La reine sauta hors du lit et vint s’asseoir dans une grande chaise couverte de velours rouge, devant la cheminée, après que Dayelle lui eut donné une robe de chambre en velours noir, qu’elle serra légèrement à la taille par une corde en soie. Dayelle alluma le feu, car les matinées du mois de mai sont assez fraîches aux bords de la Loire.

— Mes oncles ont donc appris ces nouvelles pendant la nuit ? demanda la reine à Dayelle, avec laquelle elle agissait familièrement.

— Depuis ce matin, messieurs de Guise se promènent sur la terrasse pour n’être entendus de personne et y ont reçu des envoyés venus en toute hâte de différents points du royaume où les Réformés s’agitent. Madame la reine-mère y était avec ses Italiens en espérant qu’elle serait consultée ; mais elle n’a pas été de ce petit conseil.

— Elle doit être furieuse !

— D’autant plus qu’il y avait un restant de colère d’hier, répondit Dayelle. On dit qu’en voyant paraître Votre Majesté dans sa robe d’or retors et avec son joli voile de crêpe tanné, elle n’a pas été gaie…

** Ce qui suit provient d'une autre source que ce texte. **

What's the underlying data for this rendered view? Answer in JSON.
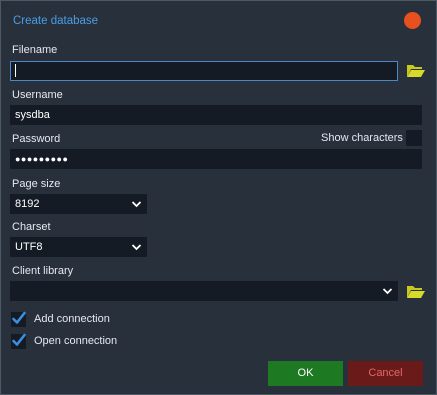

— Laisse-nous, ma bonne Dayelle, le roi s’éveille. Que personne, pas même les petites entrées, ne nous dérange, il s’agit d’affaires d’État, et mes oncles ne nous troubleront pas.

— Eh ! bien, ma chère Marie, as-tu donc déjà quitté le lit ? Est-il grand jour ? dit le jeune roi en s’éveillant.

— Mon cher mignon, pendant que nous dormons, les méchants veillent et vont nous forcer de quitter cette belle demeure.

— Que parles-tu de méchants, ma mie ! N’avons-nous pas eu la plus jolie fête du monde hier au soir, n’étaient les mots latins que ces messieurs ont jetés dans notre français ?

— Ah ! dit Marie, ce langage est de fort bon goût, et Rabelais l’a déjà mis en lumière.